Mar 14, 2009

Unit Tests and CRC Cards

These days I was reading some old papers on the web. I found one about CRC cards (Class Responsibilities Collaborations) and I start thinking that Unit Tests should have some relationship with that. If you take a first look at CRC Cards, they define or document the specific responsibilities for a class and also its collaborators.



So, we can define all the collaborators in our Unit Tests and then implement them with mocks as usual. But what I really like was the idea of using a Unit Test to document responsibilities, so we only should have tests with names revealing responsibilities.



This is not new, but for some reason, at least in my experience, the most test cases I have seen declare a long list of test of methods. If the class under test has 3 getters you'll find at least 3 test cases in the way testGetXXXX(). That is not good. In my opinion Setters and Getters shouldn't be tested, even you shouldn't write them, but this is another topic.

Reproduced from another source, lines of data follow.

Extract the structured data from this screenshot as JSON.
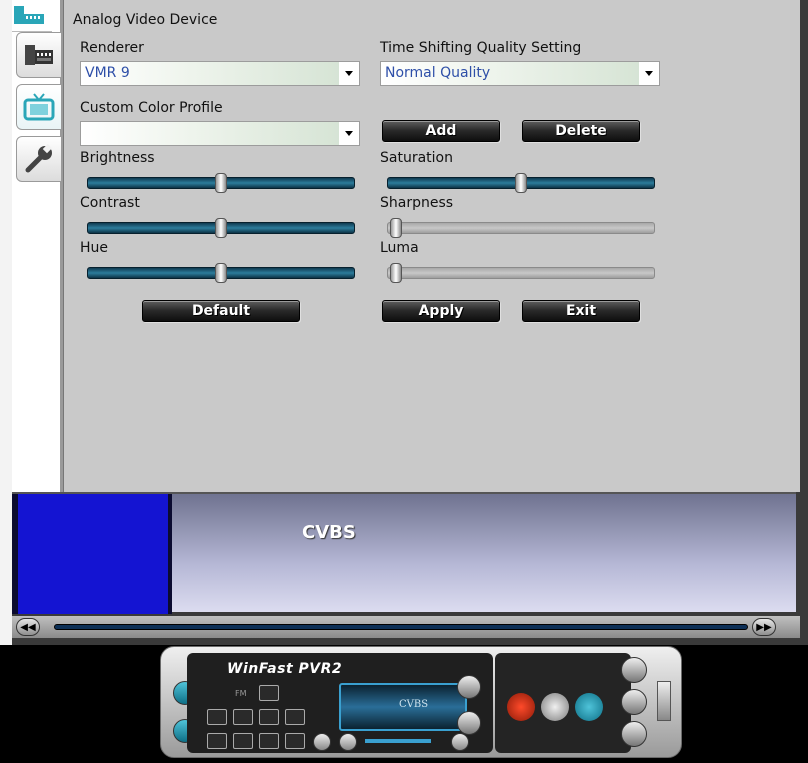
{
  "dialog": {
    "title": "Analog Video Device",
    "renderer_label": "Renderer",
    "renderer_value": "VMR 9",
    "timeshift_label": "Time Shifting Quality Setting",
    "timeshift_value": "Normal Quality",
    "color_profile_label": "Custom Color Profile",
    "color_profile_value": "",
    "add_label": "Add",
    "delete_label": "Delete",
    "default_label": "Default",
    "apply_label": "Apply",
    "exit_label": "Exit"
  },
  "sliders": {
    "brightness": {
      "label": "Brightness",
      "value": 0.5,
      "enabled": true
    },
    "saturation": {
      "label": "Saturation",
      "value": 0.5,
      "enabled": true
    },
    "contrast": {
      "label": "Contrast",
      "value": 0.5,
      "enabled": true
    },
    "sharpness": {
      "label": "Sharpness",
      "value": 0.0,
      "enabled": false
    },
    "hue": {
      "label": "Hue",
      "value": 0.5,
      "enabled": true
    },
    "luma": {
      "label": "Luma",
      "value": 0.0,
      "enabled": false
    }
  },
  "preview": {
    "source_label": "CVBS"
  },
  "remote": {
    "brand": "WinFast PVR2",
    "lcd_text": "CVBS",
    "fm_label": "FM"
  },
  "tabs": [
    {
      "name": "capture-tab",
      "icon": "film-icon",
      "active": false
    },
    {
      "name": "display-tab",
      "icon": "tv-icon",
      "active": true
    },
    {
      "name": "tools-tab",
      "icon": "wrench-icon",
      "active": false
    }
  ],
  "colors": {
    "panel": "#c9c9c9",
    "slider_active": "#2c7c9c",
    "combo_text": "#2e4fa8",
    "preview_blue": "#1414d2"
  }
}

Let's get back to CRC Cards. If you start thinking your tests as CRC Cards you can have a great benefit because when someone needs to modify a class, following TDD, he needs to modify the test to reflect the change and then start to write code. If that change affects a current responsibility you should modify all the tests that document it. If you need to add more responsibility to your class you will create one o more tests to document it. Also it's effective to detect bad designs, if you can't establish a responsibility to test a method maybe you need to review your design.